Mortensen acknowledged that it will not be possible to run the school on that amount for supplies. But there isn’t really much of a choice, he said.

“It is really my only option,” Mortensen said. “I have to run it in the budget to $12,000 and then hope to come in over our projected student enrollment next month to give us a funding boost and make up the difference.”

Mortensen expects the enrollment count to be higher, so he considers it a good bet. But if it doesn’t pan out, a teacher position at the school would be surplused from his staff anyway. Then he would attribute the difference to the supplies fund.
“It is no way to run a school,” Mortensen admits. “But it is all I’ve been left to do.”

MVHS parent and SOT member Teresa Holzer said that last week’s news was disappointing. She said that the SOT would work hard to make things work for the kids.

But this latest arrangement seems calculated to have a direct impact on classrooms.
“It is the kids who will be damaged by this most,” Holzer said. “There is no doubt that education will be negatively impacted. No matter what they say, these cuts have not been kept away from the classroom.”

Mack Lyon Middle School principal Ken Paul said that his school is not in as much of a bind as MVHS. But things are still not easy. Paul has been forced to cut $40,000 from his budget. And he is similarly backed into the corner of cutting being able to only cut the school’s supply budget.

Fortunately, this year Mack Lyon had been awarded a $34,000 state grant meant to provide resources to help underprivileged students in raising their standardized test scores. That amount will replenish the supply funds lost in the cuts leaving enough for the school to operate for the year, Paul said.

Even so, it is still a painful cut which has left Paul feeling somewhat unfairly treated.
“I have no problem with paying our fair share,” Paul said. “But in this case the entire deficit has been placed solely on the backs of secondary schools only. It is a big hit to take.”

Paul said that in his many years with the district he remembers facing much bigger deficits which had less of an impact on the classroom. That is because they were more evenly distributed across all CCSD students and, more importantly, across the CCSD central office, he said. None of that has happened this time around.

Lyon SOT Chairwoman Aimee Houghtalen, who was out of town on vacation last week, complained that the announcement had come so suddenly, and principals given so little time, that it was impossible for SOTs to be involved in the decisions at all.

“If any other business were run that way, it would be completely acceptable,” Houghtalen said. “But for some reason the school district gets a pass on it again and again.”

Houghtalen said that the middle school SOT met back in January to begin developing the school budget. They took significant time in doing so. But since then, that effort has been upended twice with these major mandates from the Superintendent.

“This time, they waited until the last couple of weeks of summer break, when everyone is on vacation, to do this,” Houghtalen said. “What was the point of all the work and input we gave before if they are going to do that?”

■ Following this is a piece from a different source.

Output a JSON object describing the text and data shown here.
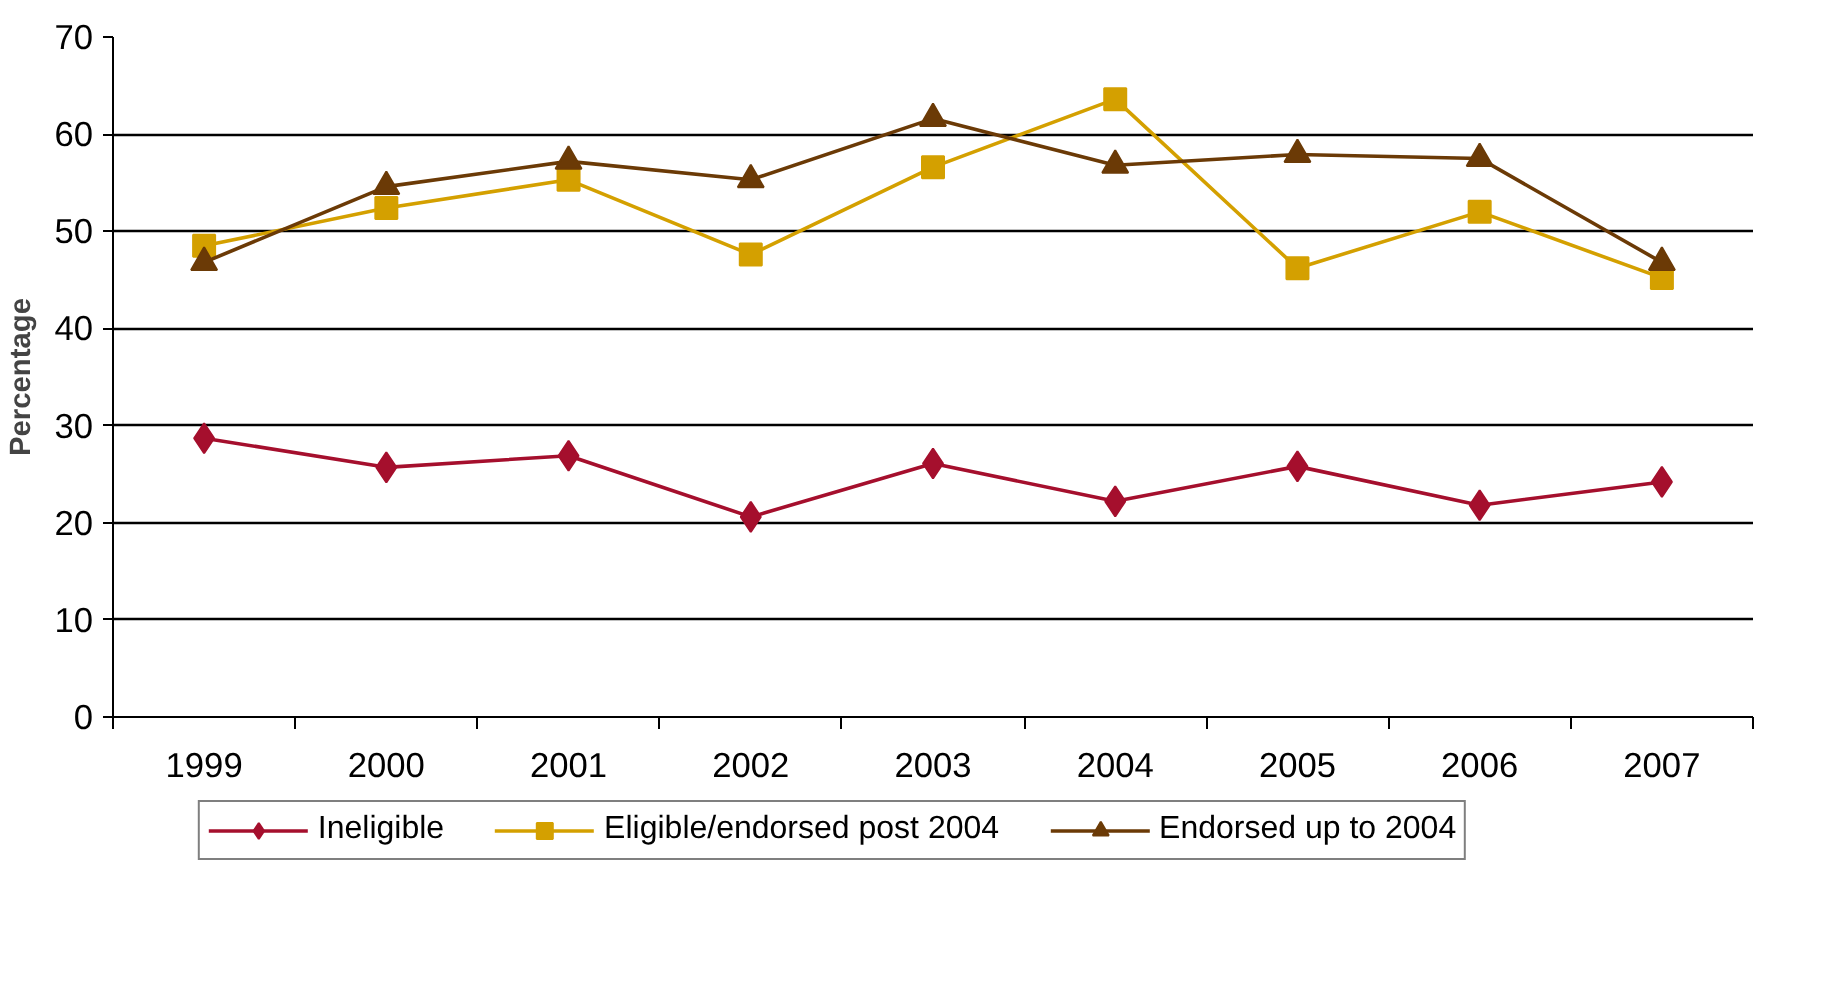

Houghtalen wished that Jara had engaged the SOTs and asked for input before making such knee-jerk decisions.

“There are way better ideas out there than this,” Houghtalen said. “There are much better ways of spreading the impact so that it is fair and equitable. But he never asked and now it is too late for input anyway.”

Moapa Valley Community Education Advisory Board member Lindsey Dalley commented that this is yet another example of the CCSD skirting around state law.
“What this amounts to is playing politics at a high level, and our kids are paying the price,” Dalley said. “The reorg law was supposed to end all of that with establishing local control and per pupil funding across the board. But the CCSD hasn’t ever complied with that law. And no one has enforced it on them. So here we are again, right back in the same place as we have been a thousand times before, just a slightly different scenario.”